Village in Jammu and Kashmir

Digdole (also Digdol) is a village located in the Ramban district of the Indian-administered union territory of Jammu and Kashmir. It is situated approximately 10 kilometers away from the district headquarters of Ramban.

== Geography ==

Digdole covers a total geographical area of 776.3 hectares and is positioned at coordinates 33.301977°N, 75.180697°E.

== Demographics ==

According to the 2011 census, Digdole has a total population of 1,288 people. Of this population, 704 are males, and 584 are females. The village comprises approximately 224 houses. The literacy rate in Digdole stands at 54.04%, with 67.33% of males and 38.01% of females being literate. The Digdole is prone to landslides and accidents on Jammu-Srinagar National Highway.

== Infrastructure ==

Digdole is connected to nearby areas through a 10-kilometer road stretch, which is notable for its resemblance to an old fortress.
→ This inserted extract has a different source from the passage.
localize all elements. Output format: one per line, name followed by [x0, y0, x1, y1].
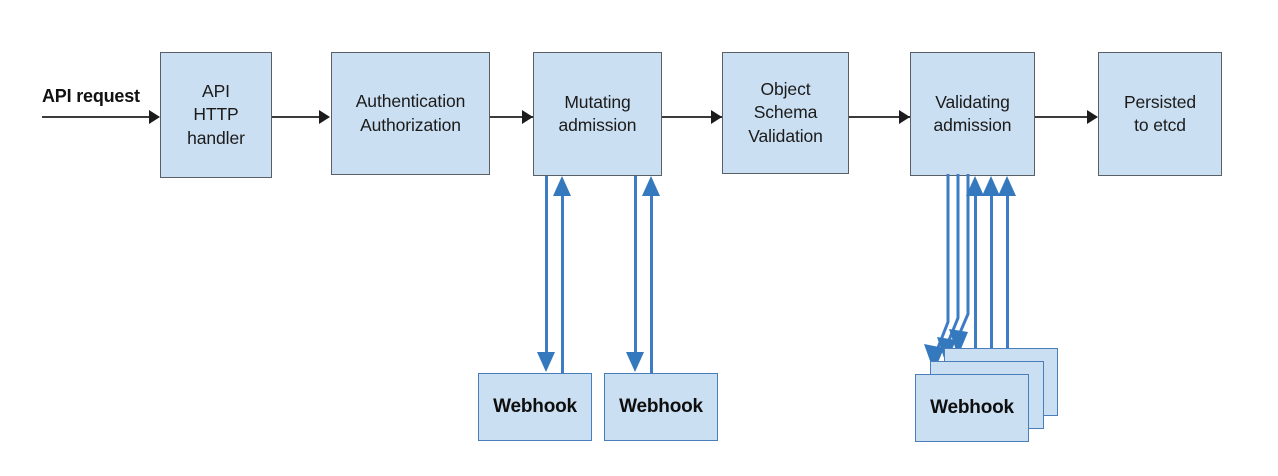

There is also an approach road; however, it ends with a 90-degree cliff, effectively leading to nowhere.

== Development projects ==

CEIGALL India Limited is involved in significant infrastructure development in the area, including the construction of a 6.6 km Makarkoot-Silar (Sherbibi) via-duct over Nallah Bishlari valued at Rs 450 crores including GST and a two-tube Digdol-Khooni Nallah tunnel measuring 6.2 kilometers valued at Rs 800 crores without GST. These projects are expected to enhance connectivity in the region.

The National Highways Authority of India (NHAI) has also proposed the construction of two tubes measuring a total of 16.6 kilometers between Ramban and Digdol, extending up to Sher Bibi, and connecting it with a viaduct as part of the Banihal expressway project.